Шрифт:
Эта проститутка стала строить глазки моему мужу. Я спасла ее от опасности остаться в старых девах, привела ее в свой собственный дом, чтобы ей не пришлось жить в длинной тени паучихи, — и чем она отплатила за мою доброту? Тем, что попыталась увести моего мужа! Она была неблагодарна, но очень умна. Эта интриганка и потаскушка слонялась по кухне, разодетая с ног до головы в лучшее, что у нее есть, будто она была образцом домашней хозяйки. Каждый раз, когда она настаивала на том, что готовить будет она, я молча терпела безвкусные куски мяса, плавающие в водянистом карри. Потом однажды я увидела, как мой муж отбивает на столе для нее мясо. Она посмела просить моего мужа купить ей мяса и даже отбить его. Я сама хожу за покупками, но эта кокетка хитро заворожила моего мужчину. Я тут же увидела опасность, зная, как рассуждает женщина. Женщины куда более вероломны, чем мужчины. Что есть мужчина? Всего лишь ни о чем не подозревающее продолжение плоти, висящей у него между ног? Нет, настоящий хищник — это женщина.
Сердце женщины будто рот, полный длинных зубов. Каждый заканчивается острым кончиком, и все это мудро замаскировано красиво накрашенным личиком, мягким блеском, легкомысленно скрещенными ножками, легким, как шелк, дыханием, белым запястьем или открытым, идеально гладким затылком. Один за другим охотница вонзает свои зубы в неподготовленную жертву, и чем сильнее мужчина сопротивляется, тем более крепкой становится ее хватка до тех пор, пока она быстро не заколет его и не парализует до полного повиновения. Мой муж был очень красив, и она хотела, чтобы он достался ей. Он не знал об этих зубах, но только не я. Однажды вечером она украла мой лучший рецепт и попыталась выдать его за свой собственный прямо у меня на глазах. Какая наглость!

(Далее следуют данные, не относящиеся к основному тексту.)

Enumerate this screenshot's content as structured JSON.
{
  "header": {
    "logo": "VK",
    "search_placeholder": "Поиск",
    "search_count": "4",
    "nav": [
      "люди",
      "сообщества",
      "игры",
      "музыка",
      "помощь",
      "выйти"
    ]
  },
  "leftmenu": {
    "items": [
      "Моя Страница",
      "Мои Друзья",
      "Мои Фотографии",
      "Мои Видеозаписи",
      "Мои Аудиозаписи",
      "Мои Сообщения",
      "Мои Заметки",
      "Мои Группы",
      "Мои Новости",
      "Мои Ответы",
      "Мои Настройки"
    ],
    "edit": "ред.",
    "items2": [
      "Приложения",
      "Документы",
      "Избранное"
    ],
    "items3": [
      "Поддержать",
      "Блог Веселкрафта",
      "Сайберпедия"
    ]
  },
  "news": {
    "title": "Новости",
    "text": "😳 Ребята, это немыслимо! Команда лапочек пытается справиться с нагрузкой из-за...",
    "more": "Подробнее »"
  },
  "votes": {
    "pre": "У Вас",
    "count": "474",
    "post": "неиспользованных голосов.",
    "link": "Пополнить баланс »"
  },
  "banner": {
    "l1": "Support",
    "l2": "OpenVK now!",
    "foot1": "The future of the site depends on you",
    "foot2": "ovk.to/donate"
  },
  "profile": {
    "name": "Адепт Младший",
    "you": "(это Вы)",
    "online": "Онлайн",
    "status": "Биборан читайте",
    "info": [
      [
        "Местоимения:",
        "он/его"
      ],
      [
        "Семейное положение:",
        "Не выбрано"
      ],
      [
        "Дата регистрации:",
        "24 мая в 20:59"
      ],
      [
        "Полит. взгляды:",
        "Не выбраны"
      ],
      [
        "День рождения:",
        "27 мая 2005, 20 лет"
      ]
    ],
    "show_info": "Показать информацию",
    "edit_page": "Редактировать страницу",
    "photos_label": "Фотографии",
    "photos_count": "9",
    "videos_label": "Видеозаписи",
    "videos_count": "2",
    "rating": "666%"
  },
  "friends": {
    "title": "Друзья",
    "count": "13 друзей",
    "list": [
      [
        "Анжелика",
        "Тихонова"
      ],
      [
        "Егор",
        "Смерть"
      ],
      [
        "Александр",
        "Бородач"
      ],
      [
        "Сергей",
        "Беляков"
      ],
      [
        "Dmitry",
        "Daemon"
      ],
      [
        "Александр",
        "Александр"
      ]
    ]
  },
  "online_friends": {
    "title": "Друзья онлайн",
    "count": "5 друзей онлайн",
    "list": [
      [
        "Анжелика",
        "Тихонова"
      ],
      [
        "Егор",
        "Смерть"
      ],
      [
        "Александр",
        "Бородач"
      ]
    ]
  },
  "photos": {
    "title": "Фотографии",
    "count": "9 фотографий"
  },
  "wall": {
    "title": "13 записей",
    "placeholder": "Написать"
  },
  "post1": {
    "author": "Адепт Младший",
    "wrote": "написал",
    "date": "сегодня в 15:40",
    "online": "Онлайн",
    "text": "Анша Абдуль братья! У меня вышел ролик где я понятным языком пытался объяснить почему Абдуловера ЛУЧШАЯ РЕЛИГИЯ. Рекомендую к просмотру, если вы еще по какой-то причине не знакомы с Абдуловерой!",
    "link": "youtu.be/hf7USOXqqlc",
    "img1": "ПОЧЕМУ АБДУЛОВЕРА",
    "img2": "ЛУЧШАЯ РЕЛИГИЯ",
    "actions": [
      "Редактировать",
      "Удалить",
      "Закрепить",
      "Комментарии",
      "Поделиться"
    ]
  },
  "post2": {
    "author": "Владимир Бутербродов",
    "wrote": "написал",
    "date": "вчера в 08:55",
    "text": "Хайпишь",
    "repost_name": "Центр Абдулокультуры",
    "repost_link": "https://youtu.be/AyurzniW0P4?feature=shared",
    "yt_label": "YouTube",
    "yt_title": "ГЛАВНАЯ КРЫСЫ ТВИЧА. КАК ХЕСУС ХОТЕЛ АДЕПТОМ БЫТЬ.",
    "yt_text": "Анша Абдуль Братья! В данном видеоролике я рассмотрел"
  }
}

Это переполнило чашу моего терпения.
Эта глупая женщина мечтала о моем муже на белом коне, не зная, что в нем не было ничего героического. В этом мужчине нет и грамма нежности. Он будто самец льва, слишком эгоистичный и слишком величественный, чтоб быть способным любить. Такую мышку, какой была она, он мог бы прожевать и выплюнуть за несколько минут, так и не удовлетворившись. Она видела наши дикие ссоры и была убеждена, что мы с мужем враги.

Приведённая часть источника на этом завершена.